Secondary energy is energy in an energy transformed from the primary energy into another form. In the energy industry, it is generated or refined through energy conversion or refining in order to be able to transport or use the energy more easily. Examples are coke , briquettes , coke oven gas , petroleum products such as gasoline , district heating and electrical energy generated in thermal power plants .

Thermal power plants can be operated with geothermal energy , nuclear energy , solar energy or fossil fuels. Traditionally, part of the energy is usually converted into electricity. In all of these conversion processes , part of the primary energy is lost as waste heat and is no longer available as useful energy. With the cogeneration is an attempt to reduce these losses by secondary energy for heating buildings adjacent residential areas or for greenhouses is used.

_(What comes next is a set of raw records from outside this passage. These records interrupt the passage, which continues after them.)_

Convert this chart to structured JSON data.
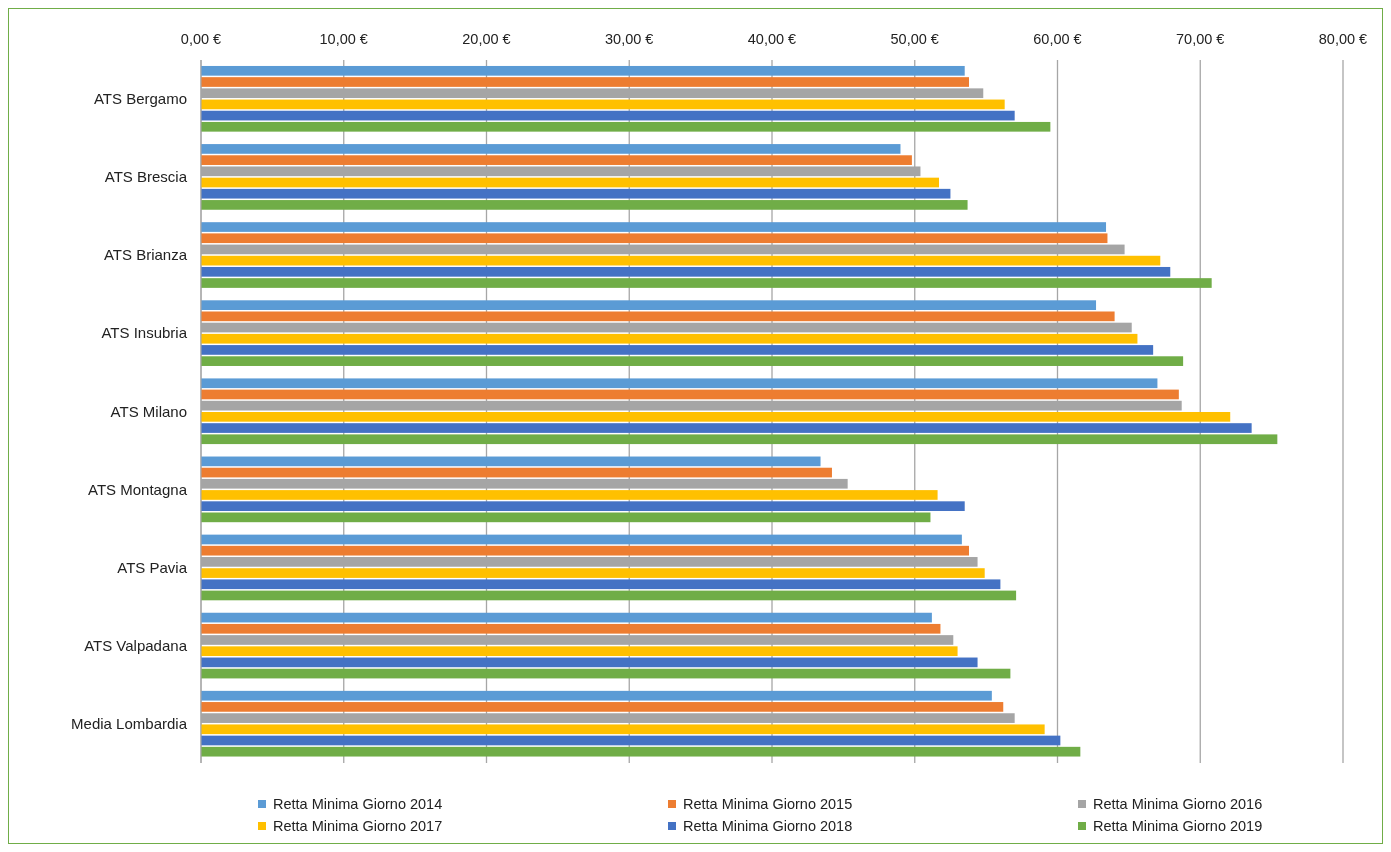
{
  "chart_data": {
    "type": "bar",
    "orientation": "horizontal",
    "categories": [
      "ATS Bergamo",
      "ATS Brescia",
      "ATS Brianza",
      "ATS Insubria",
      "ATS Milano",
      "ATS Montagna",
      "ATS Pavia",
      "ATS Valpadana",
      "Media Lombardia"
    ],
    "series": [
      {
        "name": "Retta Minima Giorno 2014",
        "color": "#5b9bd5",
        "values": [
          53.5,
          49.0,
          63.4,
          62.7,
          67.0,
          43.4,
          53.3,
          51.2,
          55.4
        ]
      },
      {
        "name": "Retta Minima Giorno 2015",
        "color": "#ed7d31",
        "values": [
          53.8,
          49.8,
          63.5,
          64.0,
          68.5,
          44.2,
          53.8,
          51.8,
          56.2
        ]
      },
      {
        "name": "Retta Minima Giorno 2016",
        "color": "#a5a5a5",
        "values": [
          54.8,
          50.4,
          64.7,
          65.2,
          68.7,
          45.3,
          54.4,
          52.7,
          57.0
        ]
      },
      {
        "name": "Retta Minima Giorno 2017",
        "color": "#ffc000",
        "values": [
          56.3,
          51.7,
          67.2,
          65.6,
          72.1,
          51.6,
          54.9,
          53.0,
          59.1
        ]
      },
      {
        "name": "Retta Minima Giorno 2018",
        "color": "#4472c4",
        "values": [
          57.0,
          52.5,
          67.9,
          66.7,
          73.6,
          53.5,
          56.0,
          54.4,
          60.2
        ]
      },
      {
        "name": "Retta Minima Giorno 2019",
        "color": "#70ad47",
        "values": [
          59.5,
          53.7,
          70.8,
          68.8,
          75.4,
          51.1,
          57.1,
          56.7,
          61.6
        ]
      }
    ],
    "xlim": [
      0,
      80
    ],
    "xticks": [
      {
        "value": 0,
        "label": "0,00 €"
      },
      {
        "value": 10,
        "label": "10,00 €"
      },
      {
        "value": 20,
        "label": "20,00 €"
      },
      {
        "value": 30,
        "label": "30,00 €"
      },
      {
        "value": 40,
        "label": "40,00 €"
      },
      {
        "value": 50,
        "label": "50,00 €"
      },
      {
        "value": 60,
        "label": "60,00 €"
      },
      {
        "value": 70,
        "label": "70,00 €"
      },
      {
        "value": 80,
        "label": "80,00 €"
      }
    ],
    "grid": "x",
    "legend": "bottom"
  }
}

Electric power can be generated in hydropower plants , photovoltaic or wind power plants. The advantage of electricity lies in the long-range, inexpensive transport, provided that an appropriate infrastructure in the form of a power grid is available. In contrast, a district heating network only makes sense in densely populated areas. The economic reasons also result from a definition by the Federal Court of Justice :

"If from a not owned by the building owner heating system by a third party according to company economic point of independently produced heat and other delivered , it is district heating."

Individual evidence

  1. 222 Keywords Economic Geography: Basic knowledge for economists and practitioners. Springer Fachmedien Wiesbaden , 2014, ISBN 978-3-65803803-8 , p. 116.
  2. Secondary energy in the Gabler Wirtschaftslexikon . Retrieved April 20, 2016.
  3. ^ BGH judgment of October 25, 1989, NJW 1990, 1181.